Per quanto riguarda Netanyahu, questa sconfitta quasi certamente comporterà un incremento delle richieste di dimissioni. Politicamente parlando, il premier è stato fortemente danneggiato e a questo punto soltanto un delirante potrebbe pensare di essere associato a lui.

Anziché denigrare le Nazioni Unite definendole “la casa delle bugie”, il primo ministro israeliano e i suoi compagni di viaggio dovrebbero essere eternamente grati all’Organismo per aver votato la partizione della Palestina. Sfortunatamente, la parola gratitudine non appartiene al loro vocabolario.

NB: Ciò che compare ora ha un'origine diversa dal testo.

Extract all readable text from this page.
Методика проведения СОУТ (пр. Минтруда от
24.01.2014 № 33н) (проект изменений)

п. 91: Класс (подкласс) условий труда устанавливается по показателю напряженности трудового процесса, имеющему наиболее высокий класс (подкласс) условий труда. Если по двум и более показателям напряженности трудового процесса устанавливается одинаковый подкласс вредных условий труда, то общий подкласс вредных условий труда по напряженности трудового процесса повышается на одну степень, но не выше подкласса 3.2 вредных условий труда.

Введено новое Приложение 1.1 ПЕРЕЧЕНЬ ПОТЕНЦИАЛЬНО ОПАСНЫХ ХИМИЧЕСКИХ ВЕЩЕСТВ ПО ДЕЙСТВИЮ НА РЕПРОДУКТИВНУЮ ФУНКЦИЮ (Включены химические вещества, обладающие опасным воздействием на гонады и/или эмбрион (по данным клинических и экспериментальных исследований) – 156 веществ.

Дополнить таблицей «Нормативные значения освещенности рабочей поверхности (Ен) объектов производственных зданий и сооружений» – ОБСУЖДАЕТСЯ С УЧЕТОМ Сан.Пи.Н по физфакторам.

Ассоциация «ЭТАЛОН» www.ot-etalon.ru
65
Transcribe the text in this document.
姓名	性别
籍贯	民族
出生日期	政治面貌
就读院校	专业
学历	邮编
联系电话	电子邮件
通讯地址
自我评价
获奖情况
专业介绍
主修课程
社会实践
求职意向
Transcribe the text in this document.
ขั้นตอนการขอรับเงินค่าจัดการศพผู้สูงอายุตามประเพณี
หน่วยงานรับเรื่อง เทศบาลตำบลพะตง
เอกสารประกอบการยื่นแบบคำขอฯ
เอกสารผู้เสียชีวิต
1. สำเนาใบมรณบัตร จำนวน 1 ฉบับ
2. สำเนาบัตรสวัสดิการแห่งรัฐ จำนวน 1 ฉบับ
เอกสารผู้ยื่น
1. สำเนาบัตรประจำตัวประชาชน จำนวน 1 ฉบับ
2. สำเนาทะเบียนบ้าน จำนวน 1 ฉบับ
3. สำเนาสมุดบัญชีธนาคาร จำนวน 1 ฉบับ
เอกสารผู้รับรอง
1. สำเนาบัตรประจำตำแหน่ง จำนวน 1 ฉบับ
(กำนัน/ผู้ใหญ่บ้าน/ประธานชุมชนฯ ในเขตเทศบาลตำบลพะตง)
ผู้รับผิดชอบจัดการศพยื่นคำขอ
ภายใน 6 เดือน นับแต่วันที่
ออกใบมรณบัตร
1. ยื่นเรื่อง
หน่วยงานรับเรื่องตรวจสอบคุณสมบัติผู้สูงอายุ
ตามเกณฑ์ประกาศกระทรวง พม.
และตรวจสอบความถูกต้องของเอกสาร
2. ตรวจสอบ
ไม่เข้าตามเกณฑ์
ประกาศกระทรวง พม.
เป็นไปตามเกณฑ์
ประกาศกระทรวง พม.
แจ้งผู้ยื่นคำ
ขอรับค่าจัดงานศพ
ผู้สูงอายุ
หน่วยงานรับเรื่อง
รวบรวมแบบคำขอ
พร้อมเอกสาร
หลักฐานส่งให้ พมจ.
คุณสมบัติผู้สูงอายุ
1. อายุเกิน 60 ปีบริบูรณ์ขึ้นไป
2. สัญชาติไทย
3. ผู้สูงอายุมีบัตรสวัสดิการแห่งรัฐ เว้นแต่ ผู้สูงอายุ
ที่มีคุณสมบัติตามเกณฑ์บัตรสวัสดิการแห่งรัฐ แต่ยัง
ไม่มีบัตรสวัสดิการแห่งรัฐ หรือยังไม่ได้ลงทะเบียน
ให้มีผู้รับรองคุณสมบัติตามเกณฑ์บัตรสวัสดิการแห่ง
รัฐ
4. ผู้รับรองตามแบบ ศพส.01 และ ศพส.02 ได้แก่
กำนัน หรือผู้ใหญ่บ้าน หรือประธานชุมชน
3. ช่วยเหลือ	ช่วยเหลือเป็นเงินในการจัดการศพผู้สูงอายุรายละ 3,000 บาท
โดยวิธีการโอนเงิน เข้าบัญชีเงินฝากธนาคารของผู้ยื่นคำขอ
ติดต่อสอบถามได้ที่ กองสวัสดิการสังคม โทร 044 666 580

Negli anni passati, Israele è stato aiutato e supportato ciecamente dal sostegno americano e indifferenza da parte delle potenze occidentali. Se non altro, Se non altro, il voto di ieri alle Nazioni Unite su Gerusalemme deve segnare l’inizio della fine di quel lungo capitolo di sotterfugi.

I disastri politici possono a volte essere trasformati in opportunità. Questo scandaloso tentativo da parte dell’amministrazione Trump di calpestare le Nazioni Unite, in spregio delle norme e degli standard internazionali, deve essere colto come un’opportunità per riesaminare l’appartenenza di Israele nell’ONU. Dopo tutto, è stato ammesso nell’Organismo mondiale a condizione che rispetti i termini della divisione e permetta ai rifugiati palestinesi di tornare (Risoluzione 273). Israele non solo ha rifiutato di onorare i termini della sua adesione, ma ha sistematicamente minato la Carta delle Nazioni Unite e screditato il mondo. Sicuramente, l’ONU sarebbe un’organizzazione migliore senza Stati membri come Israele.

Il ripensamento dovrebbe riguardare anche i leader arabi che sono stati indotti a credere che Donald Trump possa realizzare le loro grandi ambizioni.